The Occupancy Unawareness Problem
A great company where I used lead Engineering Team, Wanelo, with all of it’s 50 or people, moved to a new office on 5th street which has only two single-occupancy bathrooms, each on a separate floor.
A few times a day, when the need was strong, I’d go to the downstairs bathroom only to find its door locked. I’d then run upstairs and find the other one locked too… Damn! I’d come back down only find out that someone else grabbed the first bathroom while I was upstairs. Argh!
You can likely see how this could be a frustrating and disruptive experience even just once or twice. Now multiply that by 35 employees and every work day of the year, and you end up with an actual productivity problem.

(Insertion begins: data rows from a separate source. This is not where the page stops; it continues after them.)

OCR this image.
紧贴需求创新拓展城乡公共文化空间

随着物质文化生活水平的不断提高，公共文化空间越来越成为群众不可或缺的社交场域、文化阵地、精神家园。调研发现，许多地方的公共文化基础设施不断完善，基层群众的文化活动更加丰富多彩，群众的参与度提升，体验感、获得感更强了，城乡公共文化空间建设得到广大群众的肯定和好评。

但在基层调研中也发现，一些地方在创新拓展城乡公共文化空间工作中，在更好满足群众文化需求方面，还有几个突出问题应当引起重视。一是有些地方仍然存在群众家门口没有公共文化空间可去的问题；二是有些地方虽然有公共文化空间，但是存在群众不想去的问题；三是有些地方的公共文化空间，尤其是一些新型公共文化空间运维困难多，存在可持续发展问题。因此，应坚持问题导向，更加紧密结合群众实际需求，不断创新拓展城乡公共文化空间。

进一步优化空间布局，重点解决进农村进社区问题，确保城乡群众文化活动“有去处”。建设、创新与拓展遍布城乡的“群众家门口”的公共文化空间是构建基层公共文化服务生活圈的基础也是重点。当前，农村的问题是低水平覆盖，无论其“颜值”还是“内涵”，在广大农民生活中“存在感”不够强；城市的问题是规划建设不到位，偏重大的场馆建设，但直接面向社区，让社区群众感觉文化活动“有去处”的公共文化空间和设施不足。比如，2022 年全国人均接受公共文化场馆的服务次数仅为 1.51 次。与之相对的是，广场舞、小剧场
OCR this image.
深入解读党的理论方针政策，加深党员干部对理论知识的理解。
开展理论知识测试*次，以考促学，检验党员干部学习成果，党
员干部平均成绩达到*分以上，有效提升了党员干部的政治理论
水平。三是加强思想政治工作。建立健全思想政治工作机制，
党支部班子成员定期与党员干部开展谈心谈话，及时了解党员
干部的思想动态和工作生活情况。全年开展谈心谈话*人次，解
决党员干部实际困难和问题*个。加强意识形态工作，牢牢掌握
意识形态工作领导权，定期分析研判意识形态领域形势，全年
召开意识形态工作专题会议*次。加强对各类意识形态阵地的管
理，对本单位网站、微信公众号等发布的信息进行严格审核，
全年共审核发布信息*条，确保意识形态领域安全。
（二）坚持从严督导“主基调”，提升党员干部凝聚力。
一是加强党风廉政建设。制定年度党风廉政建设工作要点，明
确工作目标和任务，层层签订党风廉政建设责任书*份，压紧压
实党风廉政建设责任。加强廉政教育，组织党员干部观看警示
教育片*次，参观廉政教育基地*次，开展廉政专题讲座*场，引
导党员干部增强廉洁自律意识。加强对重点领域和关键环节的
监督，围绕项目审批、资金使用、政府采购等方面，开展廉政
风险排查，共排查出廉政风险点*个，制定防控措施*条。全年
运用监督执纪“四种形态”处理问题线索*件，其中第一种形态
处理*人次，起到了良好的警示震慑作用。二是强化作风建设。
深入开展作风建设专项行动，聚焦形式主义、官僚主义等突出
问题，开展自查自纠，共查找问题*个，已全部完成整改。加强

Given my foray into Arduino over the last few months, I knew I could come up with a solution. I got approved for a small budget of about $200, and started looking around.
The problem was very simple: people needed to know when each bathroom was occupied, or not. Just like on an airplane you can see bathroom light on/off, I wanted something similar for our two bathrooms. Something everyone could see.
Solution: Broadcasting Occupancy Status
The first question on my mind was: "How would I let everyone know, if one or both bathrooms are occupied?". I decided to follow a familiar airplane concept, and introduce a display unit, which would be large enough, and bright enough, to be visible from most parts of our office. Luckily we have an open plan, so placement was not an issue.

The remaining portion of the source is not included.